Expert Attorneys in Arvada, Jefferson County, or Colorado, Ready to Represent Youi-18

If you have been accused of forgery, you have the right to fight the charges. An experienced attorney can help. At Pearson & Paris, P.C., we have more than 50 years of combined legal experience that we will use
in your defense. Perhaps more importantly, our top criminal defense attorney is a former senior prosecutor who knows how district attorneys handle these cases. That knowledge allows us to create effective strategies ranging from negotiation to courtroom battles.

Whether in the Denver area, or anywhere in Colorado, forgery generally occurs where a person, with intent to defraud, falsely makes, completes, alters, or utters a written instrument which is or purports to be, or which is calculated to become or to represent if completed: (1) a government issued monetary instrument; (2) privately issued monetary instrument; (3) an instrument conveying a property interest; (4) a public record, or a document required to be filed by law as a public record; (5) transportation tokens; or (6) lottery tickets.

Possible consequences for forgery

A conviction for forgery is a class 5 felony may result in the following sentencing options to include: (1) probation, with a possible jail sentence as a condition of probation of up to ninety (90) days, or up to a two (2) year work release sentence as a condition of probation, or (2) a sentence to the department of corrections of one (1) year up to three (3) years, but as much as six (6) years if the court finds the presence of exceptional circumstances, with a mandatory parole period of two (2) years.

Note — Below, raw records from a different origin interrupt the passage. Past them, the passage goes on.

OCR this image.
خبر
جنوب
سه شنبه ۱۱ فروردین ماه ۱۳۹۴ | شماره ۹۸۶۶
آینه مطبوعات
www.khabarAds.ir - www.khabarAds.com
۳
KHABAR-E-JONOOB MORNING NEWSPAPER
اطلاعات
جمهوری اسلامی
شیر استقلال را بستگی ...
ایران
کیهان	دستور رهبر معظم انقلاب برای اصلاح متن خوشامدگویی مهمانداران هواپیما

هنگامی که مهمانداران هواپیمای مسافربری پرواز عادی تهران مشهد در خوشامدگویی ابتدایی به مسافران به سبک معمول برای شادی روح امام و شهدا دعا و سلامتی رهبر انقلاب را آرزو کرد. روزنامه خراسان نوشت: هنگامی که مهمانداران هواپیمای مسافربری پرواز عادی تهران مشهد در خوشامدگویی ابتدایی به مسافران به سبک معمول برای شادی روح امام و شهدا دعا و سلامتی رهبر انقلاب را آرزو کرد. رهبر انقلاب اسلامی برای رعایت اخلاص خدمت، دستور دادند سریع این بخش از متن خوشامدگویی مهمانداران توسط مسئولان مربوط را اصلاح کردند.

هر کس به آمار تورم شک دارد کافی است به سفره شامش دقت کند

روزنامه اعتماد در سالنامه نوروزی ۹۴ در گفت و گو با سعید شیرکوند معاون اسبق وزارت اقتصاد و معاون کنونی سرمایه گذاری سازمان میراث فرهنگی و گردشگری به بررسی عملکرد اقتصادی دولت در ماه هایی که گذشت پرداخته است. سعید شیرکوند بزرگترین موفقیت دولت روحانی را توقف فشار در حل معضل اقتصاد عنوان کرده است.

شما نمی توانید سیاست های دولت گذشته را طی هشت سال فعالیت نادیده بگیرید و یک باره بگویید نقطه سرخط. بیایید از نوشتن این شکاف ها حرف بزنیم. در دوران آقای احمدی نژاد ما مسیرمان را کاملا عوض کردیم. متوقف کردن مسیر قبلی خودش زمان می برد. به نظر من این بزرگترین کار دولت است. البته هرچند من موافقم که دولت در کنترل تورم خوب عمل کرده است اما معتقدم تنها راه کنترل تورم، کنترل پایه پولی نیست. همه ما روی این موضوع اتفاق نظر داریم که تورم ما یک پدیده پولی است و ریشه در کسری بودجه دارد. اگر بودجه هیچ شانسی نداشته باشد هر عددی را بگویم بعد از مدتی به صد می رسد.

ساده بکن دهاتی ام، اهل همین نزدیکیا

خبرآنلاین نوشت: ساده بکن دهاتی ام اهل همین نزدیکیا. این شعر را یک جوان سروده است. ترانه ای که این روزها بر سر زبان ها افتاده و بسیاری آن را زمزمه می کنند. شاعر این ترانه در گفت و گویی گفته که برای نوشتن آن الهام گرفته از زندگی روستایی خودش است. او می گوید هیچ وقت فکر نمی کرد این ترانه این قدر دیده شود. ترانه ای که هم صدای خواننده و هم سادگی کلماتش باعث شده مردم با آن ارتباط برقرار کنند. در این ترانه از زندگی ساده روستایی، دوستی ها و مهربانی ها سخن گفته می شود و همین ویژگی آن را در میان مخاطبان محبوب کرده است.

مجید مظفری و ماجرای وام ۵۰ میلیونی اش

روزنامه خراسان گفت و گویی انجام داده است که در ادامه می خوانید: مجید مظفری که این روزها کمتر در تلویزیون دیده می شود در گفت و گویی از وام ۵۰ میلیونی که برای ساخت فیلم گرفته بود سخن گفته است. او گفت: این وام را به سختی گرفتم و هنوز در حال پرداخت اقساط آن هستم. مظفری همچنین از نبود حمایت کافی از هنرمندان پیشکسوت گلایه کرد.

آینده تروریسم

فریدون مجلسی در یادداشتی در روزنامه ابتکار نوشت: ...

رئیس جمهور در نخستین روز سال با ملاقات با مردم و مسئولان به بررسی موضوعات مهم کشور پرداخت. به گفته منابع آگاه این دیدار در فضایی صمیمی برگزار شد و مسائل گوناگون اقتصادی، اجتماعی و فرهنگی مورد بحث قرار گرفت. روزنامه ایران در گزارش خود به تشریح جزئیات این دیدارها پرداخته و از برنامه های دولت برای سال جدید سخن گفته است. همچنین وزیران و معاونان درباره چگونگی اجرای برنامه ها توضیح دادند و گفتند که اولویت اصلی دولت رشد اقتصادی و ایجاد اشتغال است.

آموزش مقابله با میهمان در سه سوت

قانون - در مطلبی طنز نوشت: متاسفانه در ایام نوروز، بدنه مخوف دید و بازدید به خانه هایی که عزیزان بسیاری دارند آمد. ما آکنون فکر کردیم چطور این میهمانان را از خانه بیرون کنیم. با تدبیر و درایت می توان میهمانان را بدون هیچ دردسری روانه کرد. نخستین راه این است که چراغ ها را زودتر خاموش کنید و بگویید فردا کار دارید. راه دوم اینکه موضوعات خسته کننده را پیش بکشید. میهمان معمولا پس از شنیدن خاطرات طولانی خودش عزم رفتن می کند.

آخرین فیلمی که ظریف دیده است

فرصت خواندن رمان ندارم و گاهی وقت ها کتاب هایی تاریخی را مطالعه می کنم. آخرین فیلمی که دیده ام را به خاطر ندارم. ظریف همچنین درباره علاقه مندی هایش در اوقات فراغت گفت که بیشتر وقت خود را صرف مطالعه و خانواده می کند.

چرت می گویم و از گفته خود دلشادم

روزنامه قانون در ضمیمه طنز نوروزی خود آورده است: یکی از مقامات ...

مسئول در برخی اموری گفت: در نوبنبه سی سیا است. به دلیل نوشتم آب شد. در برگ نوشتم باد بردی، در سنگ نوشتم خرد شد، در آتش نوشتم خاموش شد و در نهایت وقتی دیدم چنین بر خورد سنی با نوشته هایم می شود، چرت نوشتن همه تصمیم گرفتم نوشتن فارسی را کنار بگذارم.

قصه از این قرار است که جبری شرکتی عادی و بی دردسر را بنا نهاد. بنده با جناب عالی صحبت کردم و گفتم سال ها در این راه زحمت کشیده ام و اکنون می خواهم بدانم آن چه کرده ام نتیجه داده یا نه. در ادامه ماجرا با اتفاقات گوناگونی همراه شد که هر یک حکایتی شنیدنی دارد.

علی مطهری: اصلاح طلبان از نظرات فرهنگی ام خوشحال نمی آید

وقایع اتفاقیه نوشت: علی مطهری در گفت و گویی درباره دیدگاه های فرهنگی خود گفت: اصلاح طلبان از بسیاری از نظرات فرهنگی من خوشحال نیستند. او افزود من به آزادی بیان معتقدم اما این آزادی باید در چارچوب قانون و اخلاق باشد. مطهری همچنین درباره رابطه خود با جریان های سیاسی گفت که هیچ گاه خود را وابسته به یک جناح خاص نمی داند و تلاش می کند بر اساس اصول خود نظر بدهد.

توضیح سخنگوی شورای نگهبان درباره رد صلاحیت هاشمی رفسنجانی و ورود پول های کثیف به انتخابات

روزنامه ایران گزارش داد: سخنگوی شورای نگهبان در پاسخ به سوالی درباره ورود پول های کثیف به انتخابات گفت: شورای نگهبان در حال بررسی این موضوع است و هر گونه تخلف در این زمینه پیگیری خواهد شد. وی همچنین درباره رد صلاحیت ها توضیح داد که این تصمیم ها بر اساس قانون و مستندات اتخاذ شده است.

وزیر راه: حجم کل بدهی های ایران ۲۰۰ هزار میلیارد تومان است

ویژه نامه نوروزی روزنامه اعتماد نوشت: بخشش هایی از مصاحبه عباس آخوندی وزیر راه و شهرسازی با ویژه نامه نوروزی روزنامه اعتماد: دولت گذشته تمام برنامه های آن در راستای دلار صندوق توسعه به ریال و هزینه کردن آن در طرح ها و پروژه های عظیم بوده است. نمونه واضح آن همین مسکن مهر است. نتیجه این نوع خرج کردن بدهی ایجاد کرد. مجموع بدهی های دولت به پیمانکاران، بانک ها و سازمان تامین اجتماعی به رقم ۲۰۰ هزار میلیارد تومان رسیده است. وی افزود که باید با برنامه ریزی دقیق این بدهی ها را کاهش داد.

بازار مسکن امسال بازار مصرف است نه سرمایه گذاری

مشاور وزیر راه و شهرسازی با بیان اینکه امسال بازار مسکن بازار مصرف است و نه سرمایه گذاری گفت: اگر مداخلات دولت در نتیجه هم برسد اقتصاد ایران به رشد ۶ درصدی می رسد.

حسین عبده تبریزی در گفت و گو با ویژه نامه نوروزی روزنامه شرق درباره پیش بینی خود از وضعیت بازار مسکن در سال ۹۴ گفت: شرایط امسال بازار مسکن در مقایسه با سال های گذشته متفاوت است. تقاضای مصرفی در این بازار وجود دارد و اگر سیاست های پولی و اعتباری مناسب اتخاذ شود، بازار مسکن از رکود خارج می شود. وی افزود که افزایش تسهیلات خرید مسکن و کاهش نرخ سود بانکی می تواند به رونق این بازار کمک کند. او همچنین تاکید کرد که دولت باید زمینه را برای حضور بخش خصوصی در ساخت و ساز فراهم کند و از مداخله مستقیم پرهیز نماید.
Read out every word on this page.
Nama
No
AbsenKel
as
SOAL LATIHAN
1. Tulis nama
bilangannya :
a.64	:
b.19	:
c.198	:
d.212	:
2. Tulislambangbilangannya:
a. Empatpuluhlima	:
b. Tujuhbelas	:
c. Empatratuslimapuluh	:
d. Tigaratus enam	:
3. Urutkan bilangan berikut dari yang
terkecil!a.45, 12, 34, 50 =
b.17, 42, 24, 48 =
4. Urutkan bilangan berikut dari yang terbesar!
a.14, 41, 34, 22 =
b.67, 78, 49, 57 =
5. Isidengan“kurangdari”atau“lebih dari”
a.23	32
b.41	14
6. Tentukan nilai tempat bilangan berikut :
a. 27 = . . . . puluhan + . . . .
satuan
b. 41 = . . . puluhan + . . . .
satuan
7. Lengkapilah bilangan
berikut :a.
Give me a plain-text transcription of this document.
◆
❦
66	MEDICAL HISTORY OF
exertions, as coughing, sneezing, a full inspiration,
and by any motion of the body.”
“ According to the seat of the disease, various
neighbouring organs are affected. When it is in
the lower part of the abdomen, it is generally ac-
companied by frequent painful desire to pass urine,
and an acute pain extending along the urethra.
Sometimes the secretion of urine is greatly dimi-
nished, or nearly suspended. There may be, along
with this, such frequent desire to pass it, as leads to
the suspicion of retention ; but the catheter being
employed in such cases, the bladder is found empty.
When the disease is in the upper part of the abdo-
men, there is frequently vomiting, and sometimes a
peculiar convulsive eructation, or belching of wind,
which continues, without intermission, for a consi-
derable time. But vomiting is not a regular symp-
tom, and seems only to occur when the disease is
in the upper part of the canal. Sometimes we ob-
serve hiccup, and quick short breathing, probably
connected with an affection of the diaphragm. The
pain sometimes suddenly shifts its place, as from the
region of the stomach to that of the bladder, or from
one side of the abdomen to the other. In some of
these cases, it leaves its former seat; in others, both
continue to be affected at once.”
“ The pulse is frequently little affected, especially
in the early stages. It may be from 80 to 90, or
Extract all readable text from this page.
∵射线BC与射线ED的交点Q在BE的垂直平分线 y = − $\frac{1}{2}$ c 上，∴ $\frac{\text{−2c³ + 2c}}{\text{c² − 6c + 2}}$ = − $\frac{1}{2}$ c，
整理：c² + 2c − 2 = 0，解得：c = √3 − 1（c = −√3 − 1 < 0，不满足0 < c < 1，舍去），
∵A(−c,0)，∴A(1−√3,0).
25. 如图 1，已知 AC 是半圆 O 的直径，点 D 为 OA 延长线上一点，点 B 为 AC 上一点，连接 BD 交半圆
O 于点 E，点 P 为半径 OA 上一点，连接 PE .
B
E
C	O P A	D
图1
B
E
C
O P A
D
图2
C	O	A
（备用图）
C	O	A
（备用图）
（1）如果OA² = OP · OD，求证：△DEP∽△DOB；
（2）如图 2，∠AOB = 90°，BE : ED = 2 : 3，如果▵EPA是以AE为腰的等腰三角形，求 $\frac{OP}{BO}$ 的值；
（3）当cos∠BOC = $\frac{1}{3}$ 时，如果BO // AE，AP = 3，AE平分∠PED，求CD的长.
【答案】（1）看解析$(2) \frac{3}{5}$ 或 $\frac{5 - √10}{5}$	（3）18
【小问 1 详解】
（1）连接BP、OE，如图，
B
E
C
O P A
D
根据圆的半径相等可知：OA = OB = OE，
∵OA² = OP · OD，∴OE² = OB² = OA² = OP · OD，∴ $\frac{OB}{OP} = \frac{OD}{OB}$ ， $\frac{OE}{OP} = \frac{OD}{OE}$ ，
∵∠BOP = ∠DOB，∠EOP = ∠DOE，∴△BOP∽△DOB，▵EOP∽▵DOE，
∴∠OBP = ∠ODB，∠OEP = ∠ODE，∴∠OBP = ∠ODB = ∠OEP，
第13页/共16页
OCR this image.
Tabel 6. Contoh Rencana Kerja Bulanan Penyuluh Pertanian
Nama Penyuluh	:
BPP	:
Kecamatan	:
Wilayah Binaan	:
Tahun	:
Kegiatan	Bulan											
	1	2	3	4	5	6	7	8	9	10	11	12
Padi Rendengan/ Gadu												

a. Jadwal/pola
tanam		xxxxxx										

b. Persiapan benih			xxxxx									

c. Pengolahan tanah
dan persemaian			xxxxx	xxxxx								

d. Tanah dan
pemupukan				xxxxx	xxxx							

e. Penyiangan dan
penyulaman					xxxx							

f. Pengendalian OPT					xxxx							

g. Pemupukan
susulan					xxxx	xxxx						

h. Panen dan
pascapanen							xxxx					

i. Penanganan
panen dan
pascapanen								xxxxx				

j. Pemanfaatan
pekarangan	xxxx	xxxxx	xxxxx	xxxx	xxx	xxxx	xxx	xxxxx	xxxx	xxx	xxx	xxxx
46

Possible Defenses for forgery

Possible defenses may include lack of intent to defraud. Since many forgery cases stem from a person signing someone’s else’s name to a check belonging to that other person it becomes important to examine the precise context in which the check was signed. Many people give others, like spouses and boy/girlfriends, permission to sign their name to a check. When the parties later separate or divorce , an accusation may be made that the person committed forgery by signing the other person’s name to the check. Under these circumstances, it would be difficult to prove intent to defraud since the parties established a course of conduct whereby the non-account holder was given permission to write checks on the other person’s account.